— Хочешь одолжить одну из моих? — она подарила мне улыбку, ставя хлеб в духовку. — У меня их две, и одна из них бесила меня сегодня утром. Я бы отдала ее по дешевке, может даже бесплатно.
Я слегка рассмеялся.
— Какую из них, психолога или учителя йоги?
— Психолога. Что, кстати, принесет тебе пользу. Ты вообще думал об этом? Чтобы помочь тебе разобраться во всем?

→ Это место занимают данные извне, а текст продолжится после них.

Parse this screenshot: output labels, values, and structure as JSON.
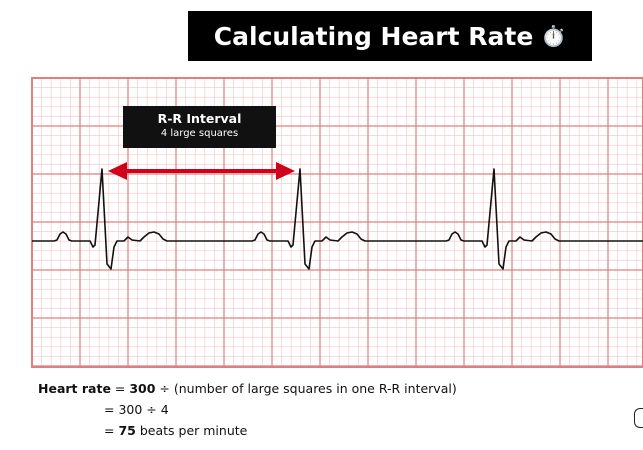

— В течение двух дней я не думал ни о чем, кроме сна и детских какашек, иногда переключаясь на работу и паническую атаку.
— Поняла. Ну, в любом случае, есть над чем подумать. Мы все ходили к психологу, когда мои родители развелись, и мой папа оказался геем, — она пожала плечами. — Думаю, что это помогло.
— Звучит так, будто этого было слишком много, чтобы справиться ребенку.
— Ну, мы были подростками.
— Это все еще должно было повлиять на вас.
Она пренебрежительно махнула рукой:
— Не знаю. Может быть. Во всяком случае, мои родители теперь намного счастливее. Твои родители жили вместе?
— И да, и нет, — я переместил Пейсли на другую ногу. — Они не были официально разведены, но после… — я остановился, не желая раскрывать это. Некоторые раны должны оставаться закрытыми.
— После чего? — подсказала она, разложив салат по тарелкам.
— Был момент, когда мои родители решили, что они больше не могут жить вместе. Или не хотят. Кто знает? — я сосредоточился на маленьких ручках Пейсли, сжимающих расческу. — Я тогда тоже был подростком. Никто из них не говорил со мной.
— И никаких братьев и сестер, верно?
Я тяжело сглотнул.
— Никаких братьев и сестер.
Пока Эмми заканчивала готовить ужин, я дал Пейсли ей смесь на ночь наверху в своей комнате, где было темно и тихо, а затем уложил ее спать. Это заняло у меня около двадцати минут, но она не сопротивлялась, когда я положил ее в кроватку. Я поцеловал кончики пальцев, прижал их к ее голове и молча дал ей обещание в темноте.